Citing government policies that provide tax breaks to wealthy investors and corporations, Sanders pointed out that "the top 1 percent earns more than the bottom half of Americans, and their share of income (about 24 percent) has tripled since 1970. The top 400 richest Americans alone own greater wealth than the bottom 150 million."
"Over the last 25 years, 80 percent of all new income has gone to the top 1 percent," he noted. "Yet the wealthy are paying a smaller share of taxes than at any time in our history. Corporate taxes are at or near a 60 year low."
In this context of extreme upward redistribution of wealth, the political right in Wisconsin and elsewhere has vilified the infinitely smaller wages and benefits of teachers, cops, firefighters, nurses and other public employees. As Sanders put it, "Corporations and banks that have broken a fundamental trust with the American people are paying less in taxes than these public employees." GE, for example, paid no taxes on $26 billion in profits over the last five years, and in fact got $4.1 billion back from the IRS.
Urging the adoption of a "Medicare for All" or single-payer healthcare system (which his home state of Vermont is moving toward), Sen. Sanders said that the current inequities in income and access to healthcare imposed "a death sentence" on lower-income people. "You will die six and a half years earlier if you are in the bottom 20 percent of income than if you are the top 20 percent," he stated.
TV host and author Thom Hartmann explained how corporations and the super-rich have managed to claim an ever-growing share of wealth and income, at a time of immense suffering for working families, thanks to a political system dominated by big campaign contributions and massive lobbying efforts, reinforced by today's pro-corporate Supreme Court.
Citing the notorious Citizens United ruling of 2010, Hartmann reminded the crowd, "Corporations are not people, and money is not free speech!" Hartmann blasted the hypocrisy in the Republicans' concept of "freedom." He related how Republican presidential candidate Ron Paul—who spoke of a need to return to self-reliance on healthcare—made that statement after experiencing the pneumonia-caused death of his own uninsured campaign manager in 2008. The medical bills have left the victim's family with a debt of $400,000.
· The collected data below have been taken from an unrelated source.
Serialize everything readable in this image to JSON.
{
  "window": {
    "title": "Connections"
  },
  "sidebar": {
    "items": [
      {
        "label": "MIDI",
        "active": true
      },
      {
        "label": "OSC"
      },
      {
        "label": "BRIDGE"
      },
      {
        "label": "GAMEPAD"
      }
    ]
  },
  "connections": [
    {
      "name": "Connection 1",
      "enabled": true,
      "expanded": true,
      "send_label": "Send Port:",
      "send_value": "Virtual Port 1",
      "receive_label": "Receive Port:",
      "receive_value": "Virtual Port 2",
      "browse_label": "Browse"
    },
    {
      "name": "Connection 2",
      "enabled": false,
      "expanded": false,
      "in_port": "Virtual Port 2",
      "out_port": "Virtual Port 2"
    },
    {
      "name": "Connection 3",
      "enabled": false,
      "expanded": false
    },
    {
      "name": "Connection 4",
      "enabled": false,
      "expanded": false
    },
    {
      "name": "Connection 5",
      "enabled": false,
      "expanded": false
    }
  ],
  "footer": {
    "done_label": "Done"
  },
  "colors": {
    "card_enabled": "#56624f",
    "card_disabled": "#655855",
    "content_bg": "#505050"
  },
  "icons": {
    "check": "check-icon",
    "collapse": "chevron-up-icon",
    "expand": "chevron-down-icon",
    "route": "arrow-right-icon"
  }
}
"Let's look at the concept of 'freedom': is that right to die the gutter if you are uninsured, or is it the right to healthcare for everyone when you are sick?" asked Hartmann. Several years before the birth of the increasingly pro-corporate Tea Party of recent vintage, Hartmann's book Unequal Protection cited the example of the Boston Tea Party as the first revolt against a multinational corporation. He noted the significance of the massive and genuinely grassroots rebellion led by Wisconsin labor, and said that in the face of mounting inequalities, this movement "is part of a growing pushback against elites by the American people."
AFL-CIO President Phil Neuenfeldt, who spoke to a packed Barrymore Theatre crowd at a kickoff event, attributed the broad support for public-employee unions—consistently shown to be at 60 percent or above in various polls—to the message that the labor movement maintains standards protecting the incomes, benefits and working conditions for all working and middle-class people.
Madison labor attorney Ed Garvey (with whom I have worked on numerous labor projects), who is often called the original "brainchild" behind the Fighting Bob gatherings, said afterward that Saturday's big turnout "is a clear statement that the struggle continues."
This summer, labor-led electoral efforts knocked out two Republican senators in special recall elections, and unions are carrying on workplace and legal fights against Gov. Walker's Act 10 designed to cripple their very existence. When Walker and his right-wing allies campaign for a "right-to-work" law outlawing union shops in the entire workforce, thereby driving down wages and politically atomizing workers, Garvey says that in Wisconsin, "We will be ready."